Rich Sheridan, CEO of software firm Menlo Innovations, in Ann Arbor, MI, recently asked the cubicle question. Then, annarbor.com ran an article about his post under the title “Death to Cubicles.” The battle lines were drawn.
On one side, there are those like Rich Sheridan. He says cubicles “kill morale, communication, productivity, creativity, teamwork, camaraderie, energy, spirit, and results.” On the other side are those, like one person responding to his post, that say they “like the privacy of cubicles” and “would be too distracted by an open environment.”
So, where does the furniture company that pioneered the cubicle stand? We think they’re both right, and the designer who birthed the cubicle, Robert Propst, would agree. For us, the best places to work give people a choice of where to work and how to work—if wide-open spaces suit the kind of work you do, go for them.
But people will always need privacy, and organizations around the world have found the good old cubicle a wonderful way to organize heads-down work and minimize distractions.
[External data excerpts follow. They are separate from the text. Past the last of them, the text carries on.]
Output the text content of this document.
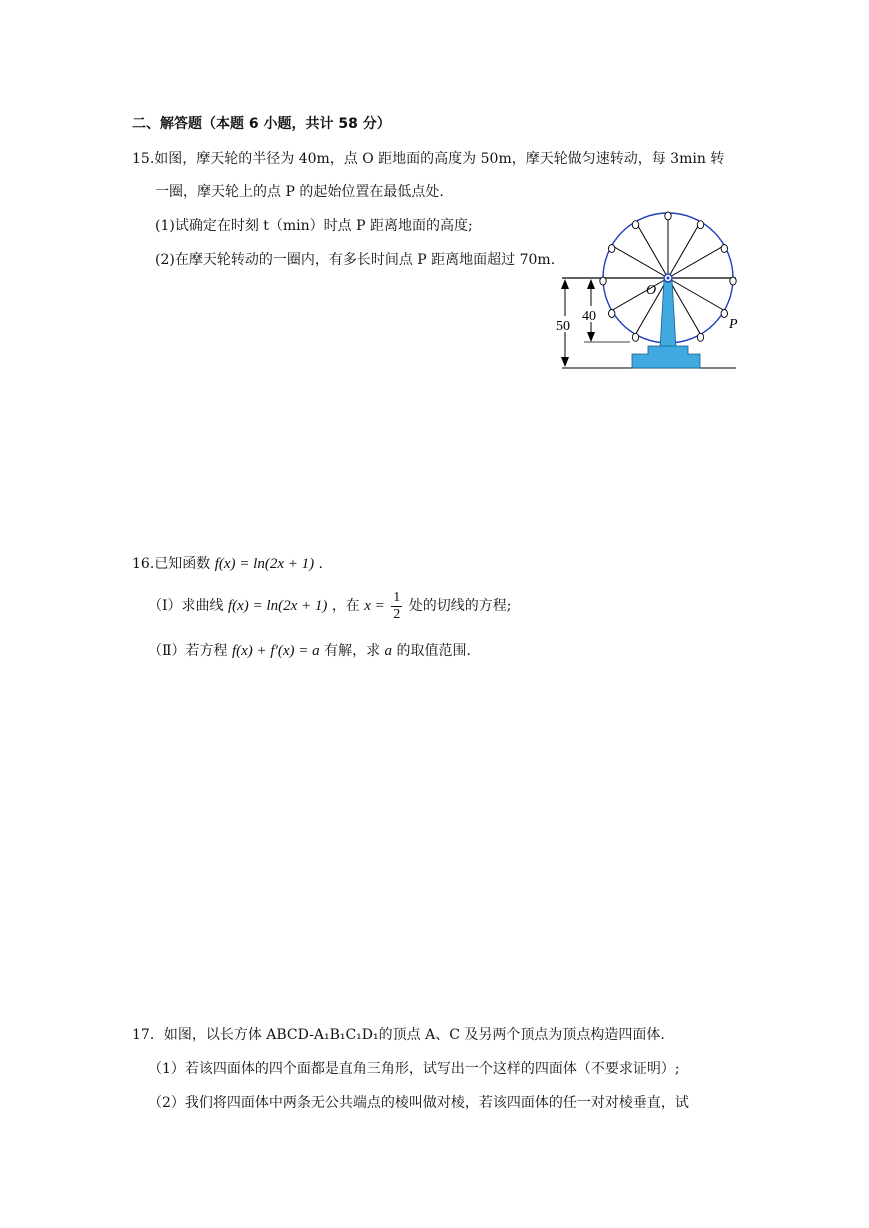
二、解答题（本题 6 小题，共计 58 分）
15.如图，摩天轮的半径为 40m，点 O 距地面的高度为 50m，摩天轮做匀速转动，每 3min 转
一圈，摩天轮上的点 P 的起始位置在最低点处.
(1)试确定在时刻 t（min）时点 P 距离地面的高度;
(2)在摩天轮转动的一圈内，有多长时间点 P 距离地面超过 70m.
50
40
O
P
16.已知函数 f(x) = ln(2x + 1) .
（Ⅰ）求曲线 f(x) = ln(2x + 1) ，在 $x = \frac{1}{2}$ 处的切线的方程;
（Ⅱ）若方程 f(x) + f′(x) = a 有解，求 a 的取值范围.
17．如图，以长方体 ABCD-A₁B₁C₁D₁的顶点 A、C 及另两个顶点为顶点构造四面体.
（1）若该四面体的四个面都是直角三角形，试写出一个这样的四面体（不要求证明）;
（2）我们将四面体中两条无公共端点的棱叫做对棱，若该四面体的任一对对棱垂直，试
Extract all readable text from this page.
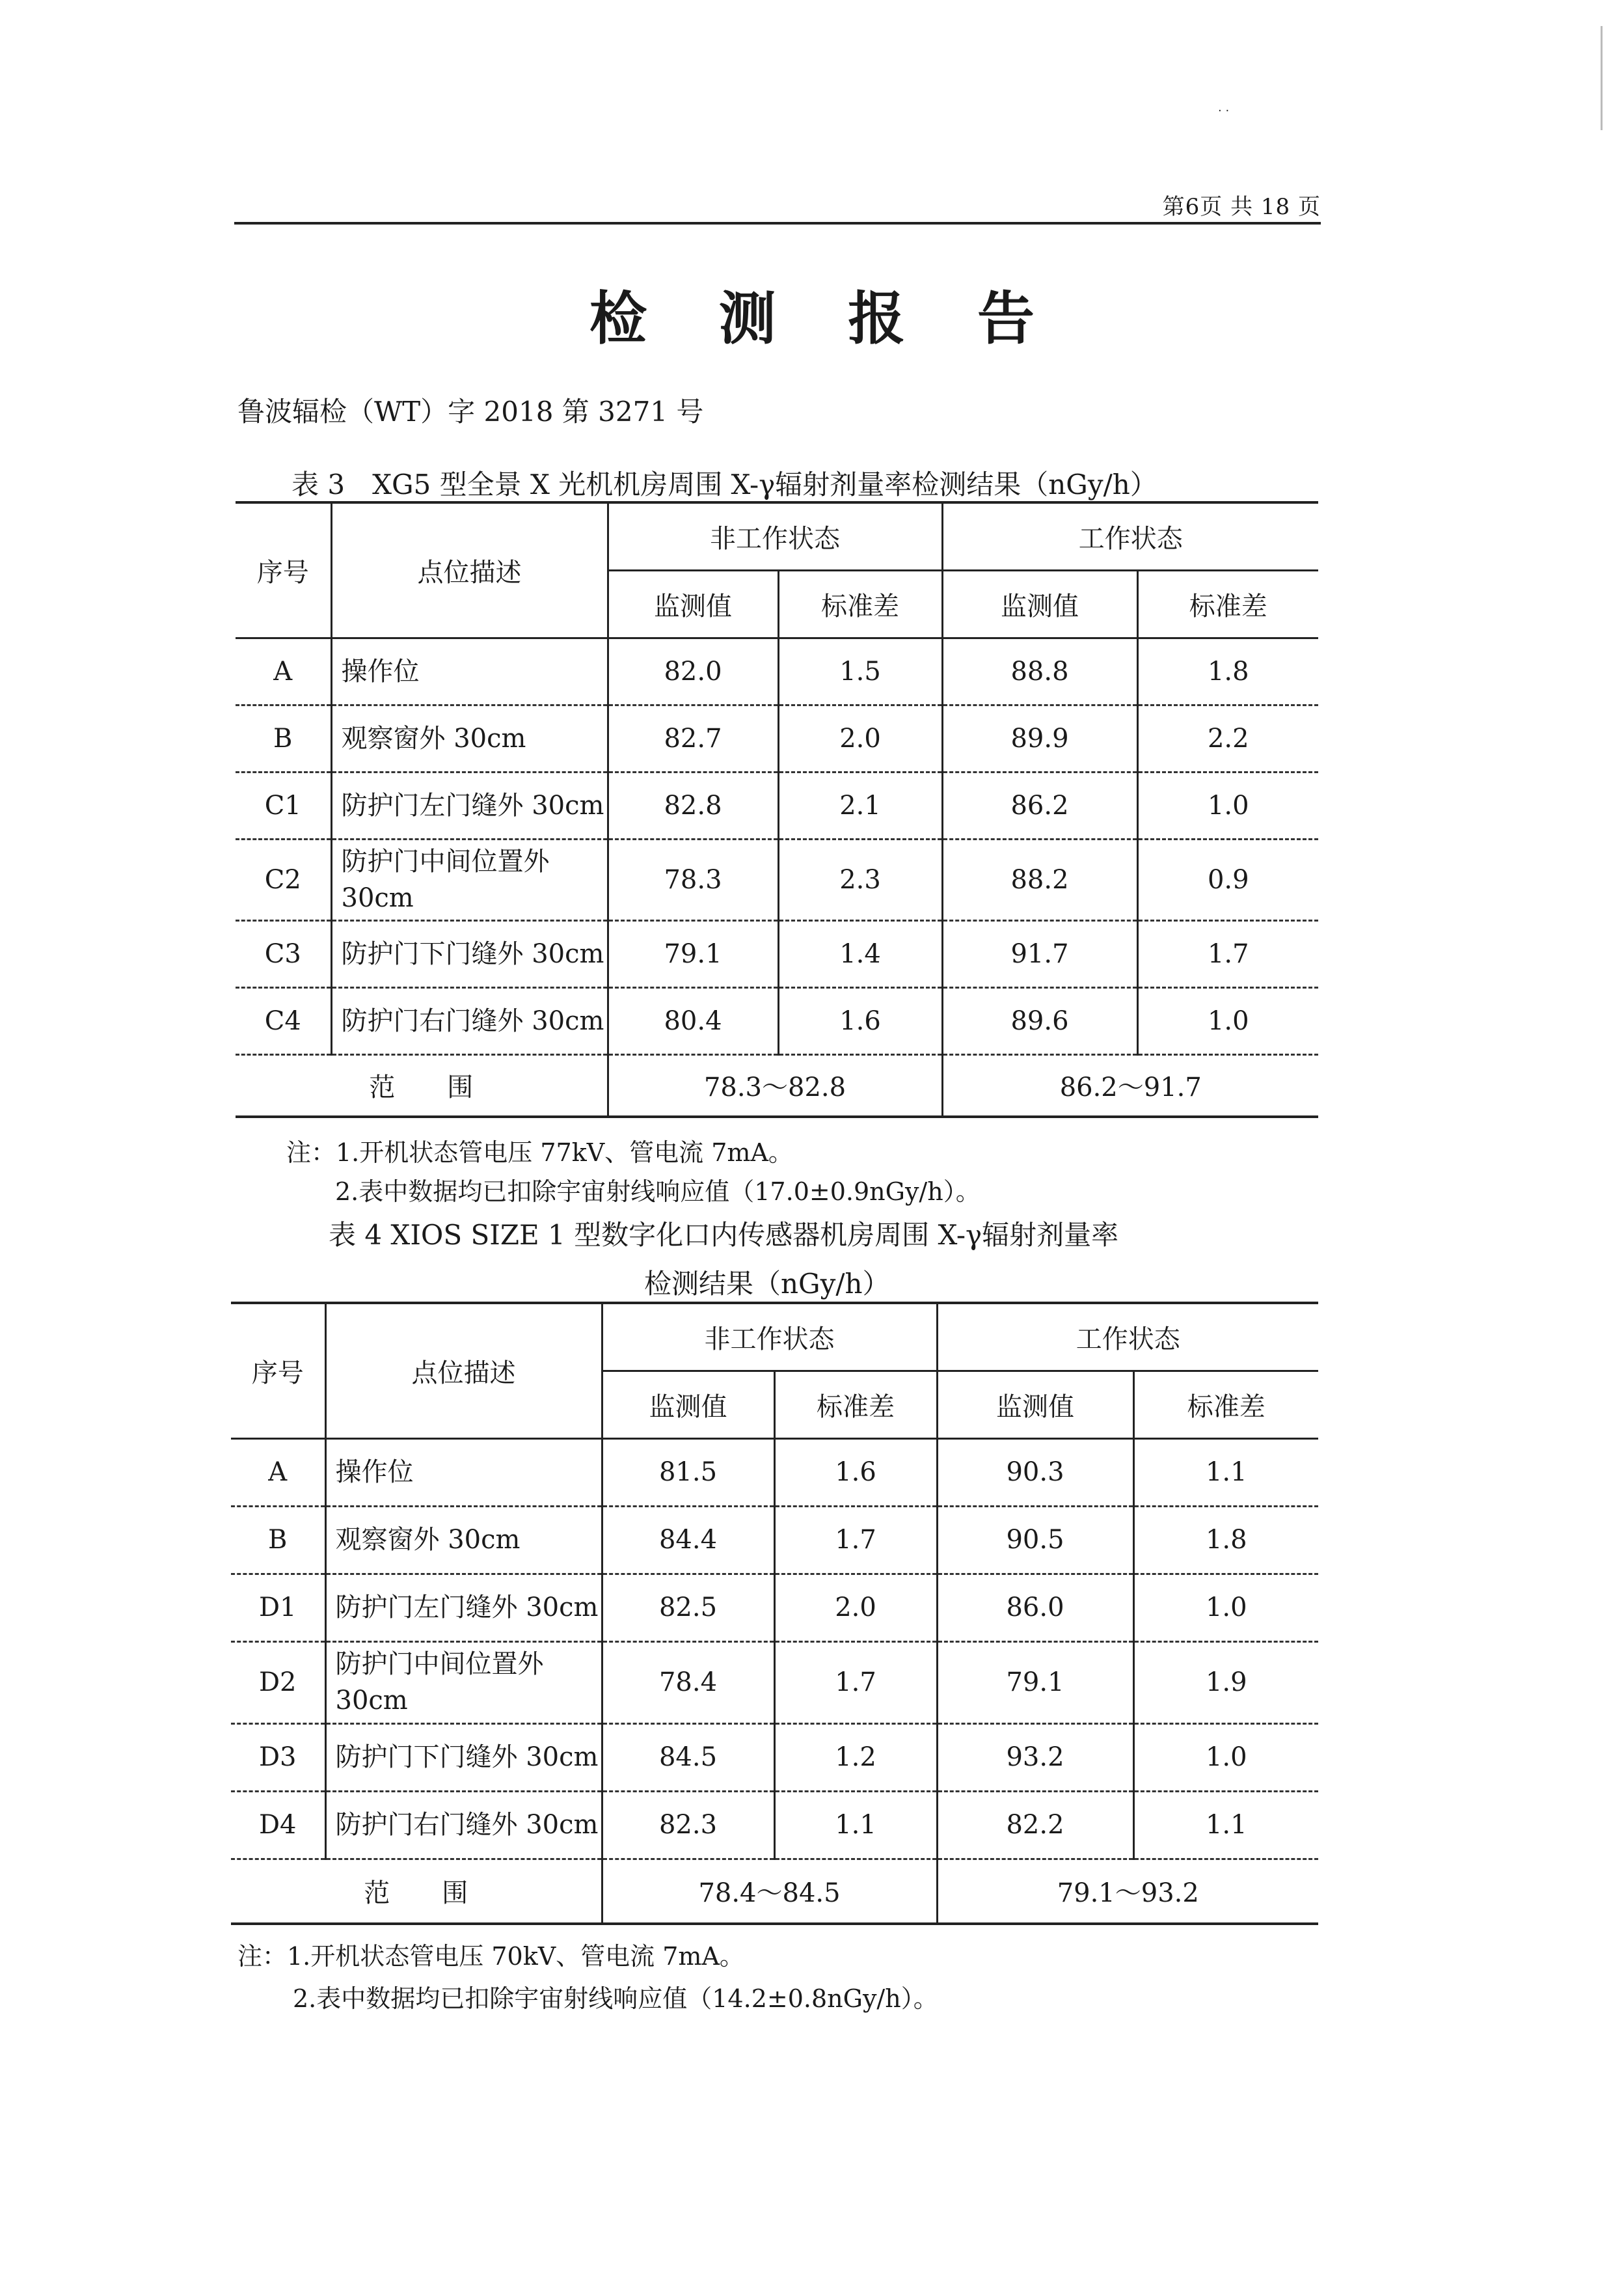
第6页 共 18 页
检 测 报 告
鲁波辐检（WT）字 2018 第 3271 号
表 3　XG5 型全景 X 光机机房周围 X-γ辐射剂量率检测结果（nGy/h）
序号	点位描述	非工作状态		工作状态	
		监测值	标准差	监测值	标准差
A	操作位	82.0	1.5	88.8	1.8
B	观察窗外 30cm	82.7	2.0	89.9	2.2
C1	防护门左门缝外 30cm	82.8	2.1	86.2	1.0
C2	防护门中间位置外 30cm	78.3	2.3	88.2	0.9
C3	防护门下门缝外 30cm	79.1	1.4	91.7	1.7
C4	防护门右门缝外 30cm	80.4	1.6	89.6	1.0
范　　围		78.3～82.8		86.2～91.7	
注：1.开机状态管电压 77kV、管电流 7mA。
2.表中数据均已扣除宇宙射线响应值（17.0±0.9nGy/h）。
表 4 XIOS SIZE 1 型数字化口内传感器机房周围 X-γ辐射剂量率
检测结果（nGy/h）
序号	点位描述	非工作状态		工作状态	
		监测值	标准差	监测值	标准差
A	操作位	81.5	1.6	90.3	1.1
B	观察窗外 30cm	84.4	1.7	90.5	1.8
D1	防护门左门缝外 30cm	82.5	2.0	86.0	1.0
D2	防护门中间位置外 30cm	78.4	1.7	79.1	1.9
D3	防护门下门缝外 30cm	84.5	1.2	93.2	1.0
D4	防护门右门缝外 30cm	82.3	1.1	82.2	1.1
范　　围		78.4～84.5		79.1～93.2	
注：1.开机状态管电压 70kV、管电流 7mA。
2.表中数据均已扣除宇宙射线响应值（14.2±0.8nGy/h）。
· ·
The point is that to dictate any mode of working is not a good idea—even the most creative and team-oriented people in the world need to work alone sometimes.
That’s why we make everything from desks that snap together to cubicles that invert the landscape (higher walls on the aisle and lower ones where a team collaborates). And, then too, there is the original cubicle, which is doing very well 40+ years after it transformed how people work. In the end, it’s less about “Long Live the Cubicle” and more about “Long Live Choice.”
A flexible “both/and” approach does usually work better than a strict “either/or” mindset when it comes to planning work environments. The whole idea that people are interchangeable units is part of what led to cubicles being so maligned in the first place.